Fastest way to move objects within an S3 bucket using boto3

Question:

I need to copy all files from one prefix in S3 to another prefix within the same bucket. My solution is something like:

file_list = [List of files in first prefix]
for file in file_list:
            copy_source = {'Bucket': my_bucket, 'Key': file}
            s3_client.copy(copy_source, my_bucket, new_prefix)

However I am only moving 200 tiny files (1 kb each) and this procedure takes up to 30 seconds. It must be possible to do it fasteer?

Asked By: smallbirds

||

Answers:

So you have a function you need to call on a bunch of things, all of which are independent of each other. You could try multiprocessing.

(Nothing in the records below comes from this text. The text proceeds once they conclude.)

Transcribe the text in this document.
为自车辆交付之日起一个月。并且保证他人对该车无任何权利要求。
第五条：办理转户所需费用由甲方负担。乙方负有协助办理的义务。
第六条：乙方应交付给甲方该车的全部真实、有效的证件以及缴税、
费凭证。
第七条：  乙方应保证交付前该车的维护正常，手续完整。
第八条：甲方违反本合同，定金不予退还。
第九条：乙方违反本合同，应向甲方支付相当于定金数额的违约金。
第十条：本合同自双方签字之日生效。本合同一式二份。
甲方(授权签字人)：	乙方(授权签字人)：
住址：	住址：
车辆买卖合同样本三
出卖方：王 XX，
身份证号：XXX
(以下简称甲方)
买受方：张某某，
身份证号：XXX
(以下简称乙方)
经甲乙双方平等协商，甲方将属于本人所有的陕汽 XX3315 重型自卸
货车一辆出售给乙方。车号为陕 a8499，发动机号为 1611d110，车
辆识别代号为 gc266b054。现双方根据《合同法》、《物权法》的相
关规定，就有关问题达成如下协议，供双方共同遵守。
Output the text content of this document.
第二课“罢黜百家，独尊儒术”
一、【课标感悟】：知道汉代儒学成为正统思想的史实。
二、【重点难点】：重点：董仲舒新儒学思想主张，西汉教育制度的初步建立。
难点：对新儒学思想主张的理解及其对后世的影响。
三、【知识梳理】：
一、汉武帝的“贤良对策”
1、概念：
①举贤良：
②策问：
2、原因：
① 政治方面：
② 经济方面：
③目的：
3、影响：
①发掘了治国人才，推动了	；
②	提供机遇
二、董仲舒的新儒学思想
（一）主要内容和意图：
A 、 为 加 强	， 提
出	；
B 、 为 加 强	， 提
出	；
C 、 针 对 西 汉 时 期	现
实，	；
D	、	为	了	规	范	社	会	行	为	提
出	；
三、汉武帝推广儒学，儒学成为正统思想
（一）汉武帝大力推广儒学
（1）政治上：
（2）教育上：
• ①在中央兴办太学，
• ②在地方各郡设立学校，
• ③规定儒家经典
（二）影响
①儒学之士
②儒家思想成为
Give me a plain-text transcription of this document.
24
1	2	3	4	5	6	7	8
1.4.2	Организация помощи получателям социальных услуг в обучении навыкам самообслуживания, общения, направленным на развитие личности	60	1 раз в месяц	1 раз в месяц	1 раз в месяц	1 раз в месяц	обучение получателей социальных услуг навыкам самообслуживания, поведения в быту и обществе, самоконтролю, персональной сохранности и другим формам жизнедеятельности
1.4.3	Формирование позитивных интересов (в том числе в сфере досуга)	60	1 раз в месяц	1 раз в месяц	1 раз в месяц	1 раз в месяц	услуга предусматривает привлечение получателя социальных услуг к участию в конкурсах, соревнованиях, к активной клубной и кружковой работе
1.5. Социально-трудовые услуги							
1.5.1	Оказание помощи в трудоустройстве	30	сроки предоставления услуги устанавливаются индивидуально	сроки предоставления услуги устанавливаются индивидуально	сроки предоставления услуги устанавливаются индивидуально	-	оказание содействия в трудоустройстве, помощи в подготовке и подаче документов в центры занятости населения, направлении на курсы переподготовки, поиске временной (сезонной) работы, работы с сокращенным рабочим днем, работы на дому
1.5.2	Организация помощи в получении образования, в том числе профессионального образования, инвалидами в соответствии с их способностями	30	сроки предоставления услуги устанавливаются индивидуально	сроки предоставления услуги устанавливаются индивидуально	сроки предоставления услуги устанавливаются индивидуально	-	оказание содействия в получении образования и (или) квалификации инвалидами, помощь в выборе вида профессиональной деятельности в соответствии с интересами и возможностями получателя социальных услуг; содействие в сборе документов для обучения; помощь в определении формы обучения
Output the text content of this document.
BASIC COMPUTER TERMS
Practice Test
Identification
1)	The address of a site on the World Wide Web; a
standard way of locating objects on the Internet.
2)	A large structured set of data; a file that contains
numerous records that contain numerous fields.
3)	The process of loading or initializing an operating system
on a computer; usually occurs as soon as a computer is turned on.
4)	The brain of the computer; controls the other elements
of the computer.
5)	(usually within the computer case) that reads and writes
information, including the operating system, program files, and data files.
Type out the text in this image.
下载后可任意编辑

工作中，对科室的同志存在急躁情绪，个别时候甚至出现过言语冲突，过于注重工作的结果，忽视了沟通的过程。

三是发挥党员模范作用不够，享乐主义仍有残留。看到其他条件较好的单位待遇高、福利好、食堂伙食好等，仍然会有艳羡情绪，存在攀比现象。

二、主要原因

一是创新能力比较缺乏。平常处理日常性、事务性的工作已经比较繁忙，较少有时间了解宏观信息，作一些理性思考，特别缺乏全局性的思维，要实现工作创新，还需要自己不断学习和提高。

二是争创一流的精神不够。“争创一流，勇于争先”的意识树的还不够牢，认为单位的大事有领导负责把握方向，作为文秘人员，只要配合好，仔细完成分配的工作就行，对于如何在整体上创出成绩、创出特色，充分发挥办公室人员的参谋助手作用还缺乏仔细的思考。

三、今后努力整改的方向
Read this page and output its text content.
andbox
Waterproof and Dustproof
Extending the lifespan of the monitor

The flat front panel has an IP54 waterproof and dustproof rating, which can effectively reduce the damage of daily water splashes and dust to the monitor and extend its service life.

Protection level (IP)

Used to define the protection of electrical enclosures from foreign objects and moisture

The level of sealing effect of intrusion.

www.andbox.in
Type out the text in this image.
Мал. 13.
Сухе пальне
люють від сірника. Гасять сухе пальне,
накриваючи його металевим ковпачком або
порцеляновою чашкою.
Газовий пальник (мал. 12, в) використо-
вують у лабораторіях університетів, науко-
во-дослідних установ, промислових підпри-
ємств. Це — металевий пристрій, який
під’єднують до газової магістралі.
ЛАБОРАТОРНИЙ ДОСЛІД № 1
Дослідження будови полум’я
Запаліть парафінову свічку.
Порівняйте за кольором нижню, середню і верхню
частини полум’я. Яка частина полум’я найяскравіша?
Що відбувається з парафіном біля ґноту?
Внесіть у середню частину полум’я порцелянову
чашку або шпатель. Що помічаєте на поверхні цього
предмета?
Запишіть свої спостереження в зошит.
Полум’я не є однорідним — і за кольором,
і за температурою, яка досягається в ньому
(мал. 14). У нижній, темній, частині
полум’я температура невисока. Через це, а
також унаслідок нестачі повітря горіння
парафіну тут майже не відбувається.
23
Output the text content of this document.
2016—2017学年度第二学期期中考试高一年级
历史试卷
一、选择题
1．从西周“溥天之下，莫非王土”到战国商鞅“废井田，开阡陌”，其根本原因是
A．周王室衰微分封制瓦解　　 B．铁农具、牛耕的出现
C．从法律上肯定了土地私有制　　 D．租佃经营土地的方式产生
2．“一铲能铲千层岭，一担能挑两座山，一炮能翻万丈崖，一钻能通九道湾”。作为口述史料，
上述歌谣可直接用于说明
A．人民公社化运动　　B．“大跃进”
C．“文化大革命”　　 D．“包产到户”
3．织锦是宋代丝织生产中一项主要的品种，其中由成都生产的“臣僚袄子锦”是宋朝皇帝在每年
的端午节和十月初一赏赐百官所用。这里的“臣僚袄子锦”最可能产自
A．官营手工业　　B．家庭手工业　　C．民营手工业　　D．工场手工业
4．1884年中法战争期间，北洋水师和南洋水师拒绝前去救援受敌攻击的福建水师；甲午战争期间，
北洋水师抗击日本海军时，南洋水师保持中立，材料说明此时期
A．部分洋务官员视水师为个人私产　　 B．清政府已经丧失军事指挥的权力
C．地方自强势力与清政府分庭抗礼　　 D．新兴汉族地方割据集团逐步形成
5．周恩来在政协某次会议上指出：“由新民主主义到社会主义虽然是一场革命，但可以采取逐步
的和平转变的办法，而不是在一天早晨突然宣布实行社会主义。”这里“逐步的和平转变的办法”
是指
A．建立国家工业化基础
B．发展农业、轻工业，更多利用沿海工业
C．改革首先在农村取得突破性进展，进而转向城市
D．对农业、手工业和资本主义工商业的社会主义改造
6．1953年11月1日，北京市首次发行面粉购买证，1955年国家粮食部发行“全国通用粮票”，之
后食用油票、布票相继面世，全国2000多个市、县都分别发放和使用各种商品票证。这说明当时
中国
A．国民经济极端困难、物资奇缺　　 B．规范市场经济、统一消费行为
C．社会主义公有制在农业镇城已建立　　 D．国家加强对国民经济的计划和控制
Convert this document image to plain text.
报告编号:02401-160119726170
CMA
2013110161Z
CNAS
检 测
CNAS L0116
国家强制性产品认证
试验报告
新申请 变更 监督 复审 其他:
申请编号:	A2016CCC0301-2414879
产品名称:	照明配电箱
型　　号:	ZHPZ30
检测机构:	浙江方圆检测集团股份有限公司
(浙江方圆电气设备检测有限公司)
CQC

from multiprocessing import Process

def copy_file(file_name, my_bucket):
    copy_source = {'Bucket': my_bucket, 'Key': file_name}
    s3_client.copy(copy_source, my_bucket, new_prefix)

def main():
    file_list = [...]

    for file_name in file_list:
        p = Process(target=copy_file, args=[file_name, my_bucket])
        p.start()

Then they all can start at (approximately) the same time, instead of having to wait for the last file to complete.

Answered By: Jtcruthers

I would do it in parallel. For example:

from multiprocessing import Pool

file_list = [List of files in first prefix]
    
print(objects_to_download)

def s3_coppier(s3_file):
     copy_source = {'Bucket': my_bucket, 'Key': s3_file}
     s3_client.copy(copy_source, my_bucket, new_prefix)

# copy 5 objects at the same time
with Pool(5) as p:
    p.map(s3_coppier, file_list)
Answered By: Marcin

So I did a small experiment on moving 500 small 1kB files from the same S3 bucket to the same Bucket 3, running from a Lambda (1024 MB ram) in AWS. I did three attempts on each method.

Attempt 1 – Using s3_client.copy:
31 – 32 seconds

Attempt 2 – Using s3_client.copy_opbject:
22 – 23 seconds

Attempt 3 – Using multiprocessing, Pool (the answer above):
19 – 20 seconds

Is it possible to do it even faster?

Answered By: smallbirds

I know its an old post, but maybe someone will get here like I did and wonder whats the most elegant way (IMO) to do it.

awswrangler copy method documentation

If we would use awswrangler PyPi package, we can get good performance and do it in parallel, with zero effort.

It would utilize as much threads as it can, according to what os.cpu_count() returns.

import os
import botocore
import awswrangler as wr
import boto3

S3 = boto3.resource("s3")
bucket_name = os.environ["BUCKET_NAME"]
BUCKET = S3.Bucket(bucket_name)

def copy_from_old_path():
    source_prefix = "some_prefix"
    new_prefix = "some_new_prefix"
    objects = BUCKET.objects.filter(Prefix=source_prefix)
    keys_list = [obj.key for obj in objects]
    bucket_uri = f"s3://{bucket_name}"
    full_paths_list = [f"{bucket_uri}/{key}" for key in keys_list]  # key includes the source_prefix also
    source_path = f"{bucket_uri}/{source_prefix}/"
    target_path = f"{bucket_uri}/{new_prefix}/"
    wr.s3.copy_objects(full_paths_list, source_path, target_path)

if __name__ == "__main__":
    copy_from_old_path()

When running locally from Macbook M1 Pro (32 GB ram) It took me around 20 minutes to copy 24.5 MB of 4,475 parquet files (each is around 7 KB).
Don’t forget to export AWS credentials in CLI before running this, and to export also the environment variable that holds the bucket name.

Answered By: Asaf Buchnick